En mis andanzas nocturnas por la capital de la República conocí a Jean. El portaba un físico que negaba un tanto su tierra de origen. Su nariz era puntiaguda, sus labios delgadísimos y su pelo, aúnque medio rebeldón, crecía unidireccionalmente. Pero lo atractivo de su personalidad era el saco de historias fantásticas que tenía en su cerebro.
Por él supe que una chica alegre y juguetona es una ‘carpántara’. Y que su objetivo básico en el mundo de las sombras, era conseguir una de ellas. Compartí con él su búsqueda, pero mientras anduvimos, jamás la encontramos. Sin embargo, lo que siempre nos acompañó fue la gracia de su acento, sus relatos y la puerta, que si la abría, me conducía al aprendizaje de su dialecto nativo.
Decía que tenía dos trabajos, el primero y durante el día en un bufete de abogados, el segundo y ocasional en los días de asuetos, como miembro de un equipo que servía buffets. Nunca pude comprobar lo de la oficina de los expertos en leyes, en cambio respecto del otro, constituye el meollo del presente relato.
Oportuno es ‘considerar’ la historia de su fuga para mi patria. Me contó que por un acto de inconformidad política fue llevado a la cárcel y que una mañana recibió, al través del alcaide y como un envío familiar, una hogaza de pan. Y que cuando la mordió sintió algo metálico en su interior. Al examinar con cuidado comprobó que se trataba de un puñal. Arma que usó para dominar los guardias que custodiaban la celda.

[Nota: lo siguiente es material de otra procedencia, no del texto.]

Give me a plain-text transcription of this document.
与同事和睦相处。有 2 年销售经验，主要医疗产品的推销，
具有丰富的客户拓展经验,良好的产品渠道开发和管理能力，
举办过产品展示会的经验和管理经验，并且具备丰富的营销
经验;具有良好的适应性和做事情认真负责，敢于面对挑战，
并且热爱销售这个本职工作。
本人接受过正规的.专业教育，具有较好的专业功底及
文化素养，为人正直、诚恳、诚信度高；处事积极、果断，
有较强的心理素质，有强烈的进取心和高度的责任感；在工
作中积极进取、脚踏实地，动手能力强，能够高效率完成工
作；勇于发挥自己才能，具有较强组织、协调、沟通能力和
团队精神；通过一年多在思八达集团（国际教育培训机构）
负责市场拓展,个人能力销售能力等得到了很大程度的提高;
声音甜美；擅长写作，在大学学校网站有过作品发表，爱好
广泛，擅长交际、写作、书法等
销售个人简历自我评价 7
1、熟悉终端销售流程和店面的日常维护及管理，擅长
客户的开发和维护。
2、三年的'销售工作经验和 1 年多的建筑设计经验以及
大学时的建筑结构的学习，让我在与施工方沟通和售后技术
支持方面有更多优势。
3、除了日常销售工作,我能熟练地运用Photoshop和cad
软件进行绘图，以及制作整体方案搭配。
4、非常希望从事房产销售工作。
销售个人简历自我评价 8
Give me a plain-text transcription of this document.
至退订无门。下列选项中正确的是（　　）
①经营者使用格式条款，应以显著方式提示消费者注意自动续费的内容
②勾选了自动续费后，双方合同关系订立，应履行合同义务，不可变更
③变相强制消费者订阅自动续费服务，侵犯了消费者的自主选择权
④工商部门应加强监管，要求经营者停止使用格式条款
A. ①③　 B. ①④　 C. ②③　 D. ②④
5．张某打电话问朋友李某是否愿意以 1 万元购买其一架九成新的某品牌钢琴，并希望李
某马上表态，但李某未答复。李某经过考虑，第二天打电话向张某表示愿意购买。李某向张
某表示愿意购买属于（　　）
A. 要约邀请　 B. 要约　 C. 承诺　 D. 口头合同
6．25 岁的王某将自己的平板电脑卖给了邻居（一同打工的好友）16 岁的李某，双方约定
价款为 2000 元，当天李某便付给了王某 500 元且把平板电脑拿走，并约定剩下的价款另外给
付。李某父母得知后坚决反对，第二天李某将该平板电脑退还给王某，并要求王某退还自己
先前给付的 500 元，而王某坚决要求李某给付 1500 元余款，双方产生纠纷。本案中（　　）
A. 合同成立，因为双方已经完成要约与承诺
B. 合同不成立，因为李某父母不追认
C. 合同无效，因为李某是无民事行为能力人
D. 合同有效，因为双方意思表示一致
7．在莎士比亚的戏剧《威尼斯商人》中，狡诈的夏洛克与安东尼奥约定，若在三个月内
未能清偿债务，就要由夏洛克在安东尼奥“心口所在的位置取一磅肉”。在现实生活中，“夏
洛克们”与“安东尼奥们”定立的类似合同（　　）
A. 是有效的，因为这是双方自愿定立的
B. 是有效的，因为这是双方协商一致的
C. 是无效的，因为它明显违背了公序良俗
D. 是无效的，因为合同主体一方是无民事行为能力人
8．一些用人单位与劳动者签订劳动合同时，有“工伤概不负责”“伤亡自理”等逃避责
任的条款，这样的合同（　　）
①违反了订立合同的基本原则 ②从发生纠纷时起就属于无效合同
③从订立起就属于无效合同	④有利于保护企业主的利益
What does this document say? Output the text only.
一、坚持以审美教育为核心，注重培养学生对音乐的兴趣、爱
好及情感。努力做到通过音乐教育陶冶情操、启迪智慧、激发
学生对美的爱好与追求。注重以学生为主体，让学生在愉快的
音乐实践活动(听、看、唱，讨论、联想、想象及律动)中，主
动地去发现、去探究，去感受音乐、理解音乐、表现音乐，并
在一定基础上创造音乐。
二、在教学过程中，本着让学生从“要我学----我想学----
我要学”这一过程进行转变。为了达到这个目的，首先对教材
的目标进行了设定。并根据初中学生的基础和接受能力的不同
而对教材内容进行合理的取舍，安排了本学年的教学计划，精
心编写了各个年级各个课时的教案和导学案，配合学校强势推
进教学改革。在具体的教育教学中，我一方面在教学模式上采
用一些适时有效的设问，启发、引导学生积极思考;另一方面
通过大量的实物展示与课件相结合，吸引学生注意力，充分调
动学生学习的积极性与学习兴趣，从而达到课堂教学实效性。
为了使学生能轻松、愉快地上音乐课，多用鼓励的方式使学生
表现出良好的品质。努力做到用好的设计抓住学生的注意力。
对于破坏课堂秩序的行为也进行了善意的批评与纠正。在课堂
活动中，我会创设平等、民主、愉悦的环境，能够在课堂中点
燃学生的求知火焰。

Con dos militares como rehenes y en un jeep Willy pidió que se le condujece a las fronteras. Sólo que en un descuido suyo y en pleno camino fue desarmado, pero con tan buena suerte que cuando el soldado que guiaba el vehículo hizo el giro en U, la máquina se fue contra un promontorio y dió una vuelta de campana. Ellos fueron despedidos hacia el abismo, pero él milagrósamente venció la inercia y unos de sus revólveres vino por el aire directamente hasta su mano derecha. El resto es otra historia.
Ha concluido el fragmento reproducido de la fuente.